Plutôt que de redonner à l'État le montant qu'ils ont reçu dans leur compte bancaire, les juristes doivent débourser la somme brute, soit celle avant impôts et autres cotisations. 

Les juristes de l'État doivent refaire leurs impôts

Au moment du déclenchement de la grève des juristes de l'État le 24 octobre dernier, le gouvernement a été incapable d'interrompre l'émission de la paie des grévistes. Québec veut désormais récupérer les salaires versés en trop, mais réclame aux fonctionnaires concernés les montants bruts plutôt que nets.
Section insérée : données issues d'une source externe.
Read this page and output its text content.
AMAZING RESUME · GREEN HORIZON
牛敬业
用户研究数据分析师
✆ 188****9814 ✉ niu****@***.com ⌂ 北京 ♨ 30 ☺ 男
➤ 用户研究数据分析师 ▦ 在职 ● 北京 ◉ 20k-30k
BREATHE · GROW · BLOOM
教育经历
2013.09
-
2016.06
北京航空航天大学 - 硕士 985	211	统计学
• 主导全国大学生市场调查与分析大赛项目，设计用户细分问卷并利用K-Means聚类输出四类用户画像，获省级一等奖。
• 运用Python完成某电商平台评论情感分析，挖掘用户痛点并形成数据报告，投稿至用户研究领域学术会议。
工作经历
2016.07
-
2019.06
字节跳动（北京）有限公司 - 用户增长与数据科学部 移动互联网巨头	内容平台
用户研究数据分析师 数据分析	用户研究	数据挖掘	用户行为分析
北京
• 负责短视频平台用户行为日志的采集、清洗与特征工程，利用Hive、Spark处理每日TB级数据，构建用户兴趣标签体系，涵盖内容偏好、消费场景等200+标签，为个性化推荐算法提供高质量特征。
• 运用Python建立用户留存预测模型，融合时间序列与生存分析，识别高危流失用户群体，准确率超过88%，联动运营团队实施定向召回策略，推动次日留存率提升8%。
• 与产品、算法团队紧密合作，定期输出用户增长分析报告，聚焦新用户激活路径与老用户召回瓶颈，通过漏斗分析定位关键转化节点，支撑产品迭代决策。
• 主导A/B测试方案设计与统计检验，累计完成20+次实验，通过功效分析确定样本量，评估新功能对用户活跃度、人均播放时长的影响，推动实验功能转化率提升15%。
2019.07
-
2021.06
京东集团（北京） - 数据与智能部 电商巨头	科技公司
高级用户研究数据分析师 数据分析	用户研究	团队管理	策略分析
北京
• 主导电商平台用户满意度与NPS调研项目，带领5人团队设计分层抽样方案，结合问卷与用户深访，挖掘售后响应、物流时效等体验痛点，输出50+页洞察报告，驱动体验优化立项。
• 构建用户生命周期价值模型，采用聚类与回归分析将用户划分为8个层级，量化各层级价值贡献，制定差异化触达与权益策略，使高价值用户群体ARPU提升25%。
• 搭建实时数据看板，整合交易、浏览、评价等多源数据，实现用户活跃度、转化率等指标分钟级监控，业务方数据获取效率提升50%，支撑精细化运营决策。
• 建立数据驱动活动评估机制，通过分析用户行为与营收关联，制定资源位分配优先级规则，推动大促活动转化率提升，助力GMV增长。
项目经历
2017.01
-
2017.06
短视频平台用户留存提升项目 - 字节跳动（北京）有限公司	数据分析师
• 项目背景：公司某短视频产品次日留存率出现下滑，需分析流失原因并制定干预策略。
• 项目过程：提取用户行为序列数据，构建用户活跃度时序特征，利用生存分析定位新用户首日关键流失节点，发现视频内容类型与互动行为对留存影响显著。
Une situation qui indigne le président de l'association Les avocats et notaires de l'État québécois (LANEQ) selon qui le gouvernement poursuit le mauvais traitement qu'il leur a infligé tout au long du conflit de travail qui s'est échelonné sur plus de quatre mois.
«Encore une fois, il agit de façon cavalière, sans parler, sans discuter», déplore Jean Denis. Lui-même employé du ministère de la Justice, il explique avoir reçu par courrier recommandé le 21 avril une lettre le sommant de rembourser l'équivalent d'une période de paie normale, soit de deux semaines. Mais plutôt que de redonner le montant qu'il a reçu dans son compte bancaire, il doit débourser la somme brute, soit celle avant impôts et autres cotisations. La différence entre les deux est importante et il n'a aucune idée quand ni comment il récupérera l'argent qu'il versera en plus dans les coffres de l'État. 
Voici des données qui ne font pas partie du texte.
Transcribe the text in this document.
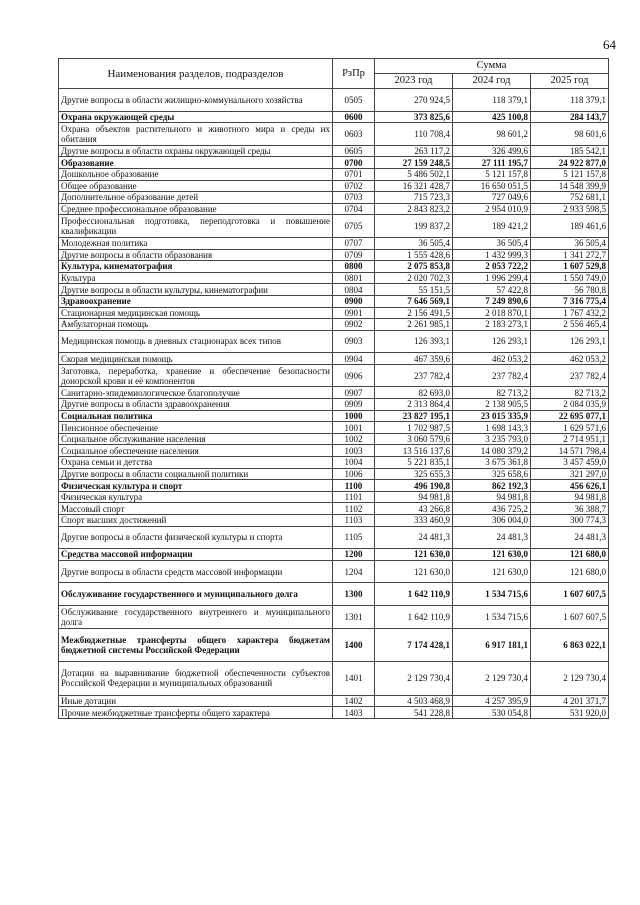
64
Наименования разделов, подразделов	РзПр	Сумма		
		2023 год	2024 год	2025 год
Другие вопросы в области жилищно-коммунального хозяйства	0505	270 924,5	118 379,1	118 379,1
Охрана окружающей среды	0600	373 825,6	425 100,8	284 143,7
Охрана объектов растительного и животного мира и среды их обитания	0603	110 708,4	98 601,2	98 601,6
Другие вопросы в области охраны окружающей среды	0605	263 117,2	326 499,6	185 542,1
Образование	0700	27 159 248,5	27 111 195,7	24 922 877,0
Дошкольное образование	0701	5 486 502,1	5 121 157,8	5 121 157,8
Общее образование	0702	16 321 428,7	16 650 051,5	14 548 399,9
Дополнительное образование детей	0703	715 723,3	727 049,6	752 681,1
Среднее профессиональное образование	0704	2 843 823,2	2 954 010,9	2 933 598,5
Профессиональная подготовка, переподготовка и повышение квалификации	0705	199 837,2	189 421,2	189 461,6
Молодежная политика	0707	36 505,4	36 505,4	36 505,4
Другие вопросы в области образования	0709	1 555 428,6	1 432 999,3	1 341 272,7
Культура, кинематография	0800	2 075 853,8	2 053 722,2	1 607 529,8
Культура	0801	2 020 702,3	1 996 299,4	1 550 749,0
Другие вопросы в области культуры, кинематографии	0804	55 151,5	57 422,8	56 780,8
Здравоохранение	0900	7 646 569,1	7 249 890,6	7 316 775,4
Стационарная медицинская помощь	0901	2 156 491,5	2 018 870,1	1 767 432,2
Амбулаторная помощь	0902	2 261 985,1	2 183 273,1	2 556 465,4
Медицинская помощь в дневных стационарах всех типов	0903	126 393,1	126 293,1	126 293,1
Скорая медицинская помощь	0904	467 359,6	462 053,2	462 053,2
Заготовка, переработка, хранение и обеспечение безопасности донорской крови и её компонентов	0906	237 782,4	237 782,4	237 782,4
Санитарно-эпидемиологическое благополучие	0907	82 693,0	82 713,2	82 713,2
Другие вопросы в области здравоохранения	0909	2 313 864,4	2 138 905,5	2 084 035,9
Социальная политика	1000	23 827 195,1	23 015 335,9	22 695 077,1
Пенсионное обеспечение	1001	1 702 987,5	1 698 143,3	1 629 571,6
Социальное обслуживание населения	1002	3 060 579,6	3 235 793,0	2 714 951,1
Социальное обеспечение населения	1003	13 516 137,6	14 080 379,2	14 571 798,4
Охрана семьи и детства	1004	5 221 835,1	3 675 361,8	3 457 459,0
Другие вопросы в области социальной политики	1006	325 655,3	325 658,6	321 297,0
Физическая культура и спорт	1100	496 190,8	862 192,3	456 626,1
Физическая культура	1101	94 981,8	94 981,8	94 981,8
Массовый спорт	1102	43 266,8	436 725,2	36 388,7
Спорт высших достижений	1103	333 460,9	306 004,0	300 774,3
Другие вопросы в области физической культуры и спорта	1105	24 481,3	24 481,3	24 481,3
Средства массовой информации	1200	121 630,0	121 630,0	121 680,0
Другие вопросы в области средств массовой информации	1204	121 630,0	121 630,0	121 680,0
Обслуживание государственного и муниципального долга	1300	1 642 110,9	1 534 715,6	1 607 607,5
Обслуживание государственного внутреннего и муниципального долга	1301	1 642 110,9	1 534 715,6	1 607 607,5
Межбюджетные трансферты общего характера бюджетам бюджетной системы Российской Федерации	1400	7 174 428,1	6 917 181,1	6 863 022,1
Дотации на выравнивание бюджетной обеспеченности субъектов Российской Федерации и муниципальных образований	1401	2 129 730,4	2 129 730,4	2 129 730,4
Иные дотации	1402	4 503 468,9	4 257 395,9	4 201 371,7
Прочие межбюджетные трансферты общего характера	1403	541 228,8	530 054,8	531 920,0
«Moi je suis un cas simple, il y en a qui ont été payés tout le long de la grève comme par exemple on a une avocate qui a reçu 23 000 $ en trop. Ils nous disent qu'ils vont nous faire un T4 amendé et qu'il va falloir refaire nos rapports d'impôts», explique le juriste rappelant toutes les tracasseries administratives que cela implique sans compter les problèmes financiers que cela peut aussi occasionner.
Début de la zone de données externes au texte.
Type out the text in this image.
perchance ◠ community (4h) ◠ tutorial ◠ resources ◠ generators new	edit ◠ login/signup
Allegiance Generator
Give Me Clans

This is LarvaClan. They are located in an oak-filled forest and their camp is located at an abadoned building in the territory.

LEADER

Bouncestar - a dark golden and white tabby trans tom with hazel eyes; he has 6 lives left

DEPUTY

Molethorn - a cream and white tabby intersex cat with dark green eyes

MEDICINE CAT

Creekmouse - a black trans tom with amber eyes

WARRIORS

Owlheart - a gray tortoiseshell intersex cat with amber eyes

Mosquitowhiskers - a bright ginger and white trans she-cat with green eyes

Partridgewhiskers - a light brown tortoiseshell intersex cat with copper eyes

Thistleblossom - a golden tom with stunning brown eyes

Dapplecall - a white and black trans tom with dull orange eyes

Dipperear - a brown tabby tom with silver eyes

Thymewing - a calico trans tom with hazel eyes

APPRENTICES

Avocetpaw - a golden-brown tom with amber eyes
Ce qui l'irrite profondément c'est aussi le temps qu'a mis l'employeur à récupérer l'argent puisque ce dernier avait six mois pour agir. «Je ne suis même pas certain qu'ils ont respecté le délai. Ils se sont réveillés tout d'un coup», fulmine M. Denis. 
Les modalités de remboursement diffèrent selon le ministère ou l'organisme qui embauche les avocats et notaires. Dans certains cas, des ententes ont été prises, dans d'autres, différentes options ont été présentées comme la possibilité de rembourser sur plusieurs paies ou émettre un chèque à l'ordre du ministère des Finances. «S'il n'y a pas d'entente, ils peuvent retenir sur deux semaines pas plus de 10 $ par 100 $ de dette initiale», relate le président syndical ajoutant que la situation est «très inégale» pour les quelque 1100 fonctionnaires concernés. «On leur a dit que s'ils n'étaient pas satisfaits on ferait des griefs», poursuit-il. 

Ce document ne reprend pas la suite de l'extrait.